Here are some other nice features of a debt analysis framework. First, repaying debts seems humbler and less braggy than doing or being good, and thus it induces less envy and contrary responses from others. Yes, you are entitled to go beyond repaying your debts, to do more to be virtuous or to help others, in which case maybe you do claim more virtue and goodness, which yes may induce envious responses.
Second, debt repayment can make sense of partisanship and selective allegiances. If you have had different interactions and relations to different actors, and thus don’t owe them the same amounts, you don’t have to treat them all the same. You can owe your family more than you owe distant foreigners.
Third, a debt framing calls for more flexibility and effectiveness, and less paternalism. If I did you favors re X, you may return the favors re Y, as long as these favors are similarly valuable. And if you owe me $10,000, neither I nor observers may credit you for repayment if you give me magic beans that you say cost this much. Even if you really really believe in magic beans. For debt, the relevant standard is anchored more in what what the party who is owed sees as valuable than in what the party who owes sees as valuable.
Graeber’s book Debt suggests that debt is older than money, and first arose in the context of legal rulings. Interestingly, he and other progressives seek to undermine the moral framing of financial debt, as they see debt default and forgiveness as forms of redistribution. Ironically, they try to convince the rest of us that we owe debtors such forgiveness.

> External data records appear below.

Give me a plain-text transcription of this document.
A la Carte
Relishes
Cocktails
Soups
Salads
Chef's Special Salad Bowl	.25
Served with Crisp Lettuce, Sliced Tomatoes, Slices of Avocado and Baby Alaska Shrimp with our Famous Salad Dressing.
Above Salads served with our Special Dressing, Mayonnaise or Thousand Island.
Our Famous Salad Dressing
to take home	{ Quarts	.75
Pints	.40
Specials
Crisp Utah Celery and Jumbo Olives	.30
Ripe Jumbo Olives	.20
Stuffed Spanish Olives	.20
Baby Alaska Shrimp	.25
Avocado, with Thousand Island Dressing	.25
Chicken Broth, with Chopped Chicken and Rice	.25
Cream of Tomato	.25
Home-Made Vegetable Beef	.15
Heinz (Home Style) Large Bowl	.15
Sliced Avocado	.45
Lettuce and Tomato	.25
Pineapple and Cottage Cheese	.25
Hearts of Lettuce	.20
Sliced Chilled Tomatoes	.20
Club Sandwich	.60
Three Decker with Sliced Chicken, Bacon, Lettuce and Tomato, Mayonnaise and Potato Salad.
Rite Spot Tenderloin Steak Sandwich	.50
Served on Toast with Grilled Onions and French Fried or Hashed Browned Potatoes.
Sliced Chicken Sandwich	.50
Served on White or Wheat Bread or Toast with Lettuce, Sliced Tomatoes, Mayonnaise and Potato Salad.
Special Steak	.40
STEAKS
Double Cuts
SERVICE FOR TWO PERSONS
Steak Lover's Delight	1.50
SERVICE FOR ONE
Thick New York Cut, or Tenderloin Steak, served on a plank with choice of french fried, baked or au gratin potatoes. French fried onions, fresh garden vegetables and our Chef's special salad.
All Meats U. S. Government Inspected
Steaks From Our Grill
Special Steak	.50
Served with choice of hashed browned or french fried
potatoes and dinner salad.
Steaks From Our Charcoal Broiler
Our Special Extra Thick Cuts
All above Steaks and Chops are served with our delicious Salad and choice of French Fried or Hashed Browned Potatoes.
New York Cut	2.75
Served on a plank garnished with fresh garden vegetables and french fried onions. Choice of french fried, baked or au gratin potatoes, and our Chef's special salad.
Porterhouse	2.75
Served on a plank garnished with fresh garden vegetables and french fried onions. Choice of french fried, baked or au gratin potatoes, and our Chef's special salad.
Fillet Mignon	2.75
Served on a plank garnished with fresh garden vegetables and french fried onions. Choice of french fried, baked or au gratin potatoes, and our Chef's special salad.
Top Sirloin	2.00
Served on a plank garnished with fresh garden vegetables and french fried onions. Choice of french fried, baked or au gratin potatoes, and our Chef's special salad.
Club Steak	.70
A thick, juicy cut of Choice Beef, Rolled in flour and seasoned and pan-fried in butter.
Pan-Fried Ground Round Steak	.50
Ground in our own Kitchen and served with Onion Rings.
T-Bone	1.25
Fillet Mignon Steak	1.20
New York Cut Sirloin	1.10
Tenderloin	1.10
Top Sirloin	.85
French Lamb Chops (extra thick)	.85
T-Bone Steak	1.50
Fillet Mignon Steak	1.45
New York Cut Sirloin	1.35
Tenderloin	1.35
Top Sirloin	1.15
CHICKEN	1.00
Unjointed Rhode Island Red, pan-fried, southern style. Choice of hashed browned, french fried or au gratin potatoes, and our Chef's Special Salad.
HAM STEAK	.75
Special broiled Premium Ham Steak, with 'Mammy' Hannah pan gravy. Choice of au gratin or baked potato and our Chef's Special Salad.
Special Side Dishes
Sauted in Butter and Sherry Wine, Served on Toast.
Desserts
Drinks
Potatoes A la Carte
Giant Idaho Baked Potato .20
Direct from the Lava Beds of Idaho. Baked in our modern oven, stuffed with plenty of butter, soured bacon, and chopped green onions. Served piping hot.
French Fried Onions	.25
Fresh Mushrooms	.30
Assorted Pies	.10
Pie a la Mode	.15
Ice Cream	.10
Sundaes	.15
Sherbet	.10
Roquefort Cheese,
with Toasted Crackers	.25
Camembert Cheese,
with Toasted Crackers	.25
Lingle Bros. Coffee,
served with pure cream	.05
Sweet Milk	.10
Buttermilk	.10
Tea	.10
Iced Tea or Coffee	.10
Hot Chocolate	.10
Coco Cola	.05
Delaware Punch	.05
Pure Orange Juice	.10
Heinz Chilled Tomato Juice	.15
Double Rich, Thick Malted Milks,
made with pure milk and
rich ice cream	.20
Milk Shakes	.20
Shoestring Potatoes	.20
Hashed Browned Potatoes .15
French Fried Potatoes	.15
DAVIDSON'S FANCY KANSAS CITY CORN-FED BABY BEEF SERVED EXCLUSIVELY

Interesting history behind US bankruptcy system.
Many of the Founding Fathers were big debtors (Washington, Jefferson for example). Land rich, capital poor.
In (very) brief, the special US bankruptcy court system arose out of that history, and tended to be "lenient" on debtors (at least in the eyes of creditors!).
Perhaps a lenient bankruptcy process encourages business risk-taking.
Also, practical considerations come to mind: It is true that if people are incarcerated (debtor's prisons) then they cannot earn money to pay back debts.
Morality? True, one should pay back what one has borrowed.
But many times ideological and moral purity runs into reality....
It’s about time Robin!
But rights are about how we who have a stake in the collection of debts collectively preserve that ability in opposition to those who believe that their interests are in coordination to default on their debts collectively.
Part of how we implement rights is by creating clear lines that justify extra-judicial violence against a violence legitimizing process which is visibly acting against its own accountability. Much of the Bill of Rights is about that.
Another part of how we protect a system of debt is by implementing rights is by coordinating to make sure that sympathetic debtors have more to gain from the preservation of a legible system of credit and default than they do from overthrowing such s system.
This involves the concept of bankruptcy and the concept of grace. The former, an alternative to debt slavery, is the acknowledgment that certain debts are unlikely to be repaid when their collection costs exceed what can in expectation be collected. We regard creditors as responsible for assessing the financial credit-worthiness of their debtors, and demand that they limit their efforts for restitution to financial obligations.
Grace is a more subtle concept regarding a shared obligation to protect the intrinsic incentives to produce forms of value that are not easily measured and monitored. Rather than exclusively preserving a system of debt, and potentially lexically prioritizing fungible and storable forms of value, we make an effort to preserve the sorts of aesthetic response that enables us to determine whether our overall situation is survivable, and to ensure that those personal properties correlated with causing a situation to be survivable, are protected.